By Meghan Hall
Large-scale residential development is expanding beyond its downtown confines to South Seattle, where developers are looking to get ahead of the region’s competitive multifamily market. The neighborhood of Othello is gearing up for the possible addition of a 249-unit apartment building proposed by a private, Olympia-based developer in conjunction with Studio19 Architects. The development, which is for now titled 5722 Apartments, received positive feedback from the Seattle Design Review Board at an Early Design Guidance meeting on Tuesday night, permitting the project to move forward with both the design review and entitlements processes.
The new apartment complex would be located at 5722 35th Ave. S. in a neighborhood that is transitioning from single-family to denser, multi-family construction. Immediate development surrounding the site on S. Juneau and 33rd Ave. are mid-scale multifamily, but beyond those borders single family housing is the predominate form of development in the neighborhood.
Several commercial businesses are also located along Martin Luther King Jr. Way, a major thoroughfare in the neighborhood that acts also as a more commercial corridor. Nazareth Market, 7-Eleven, Makkah Islamic School and the Filipino Community Center are just some of the businesses that will serve the residents of the future development.
With this context in mind, the development team sought to produce a project that would provide a unique treatment of the ground floor as it relates to the street, and emulate the creation of an outdoor space and modulation of the building’s façade to reduce perceived mass. Several local design inspirations include The Station at Othello Park, Mercy Plaza at Othello Station and Assembly 118, all of which have a modern look and feel with large windows and muted colors. The development team’s preferred massing concept would total 192,449 square feet and would provide one continuous street edge along 35th Ave. S. The building would form an “S” shape along the length of the site to provide two courtyards for residents, located on the northeast and southwest portions of the site.
An upper roof deck and 83 parking stalls would also be included in the plans.
In terms of materials, residential entries will be covered by cantilevers for weather protections, and would be composed of wood soffits and other textural elements to provide interest. Fiber cement, architectural concrete, corrugated metal and pops of color will also be utilized throughout.

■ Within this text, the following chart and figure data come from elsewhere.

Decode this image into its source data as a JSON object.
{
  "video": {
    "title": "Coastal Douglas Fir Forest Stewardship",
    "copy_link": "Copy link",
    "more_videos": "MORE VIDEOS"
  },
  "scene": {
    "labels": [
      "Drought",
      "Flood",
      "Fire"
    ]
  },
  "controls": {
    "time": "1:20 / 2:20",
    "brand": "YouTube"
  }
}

However, in its deliberations, the design review board stated that it actually gravitated towards two massing schemes presented earlier in the meeting, as opposed to the development team’s final and preferred scheme. The review board questioned how useful the two plaza in the preferred scheme would function, and had several concerns about lighting and the building’s relationship to a wetland on a neighboring property. Additionally, the review board found that the rectangular massing of the two previous options was a better fit for the neighborhood, with an overall less imposing presence that offered better flow. The review board maintained this opinion, even though the first two massing options included nearly 30 housing units less than the preferred option, stating that design and functionality should take precedence over density. The board also asked that moving forward, the development team explore how artwork, security and lighting would impact massing and the neighborhood context, as well as for clarification on how the project’s streetscape would be activated upon delivery of the development.
Regardless, the review board voted unanimously to move the project forward, and the development team will return in the coming months for an additional design review meeting during which they will present updated plans to the city of Seattle and the public.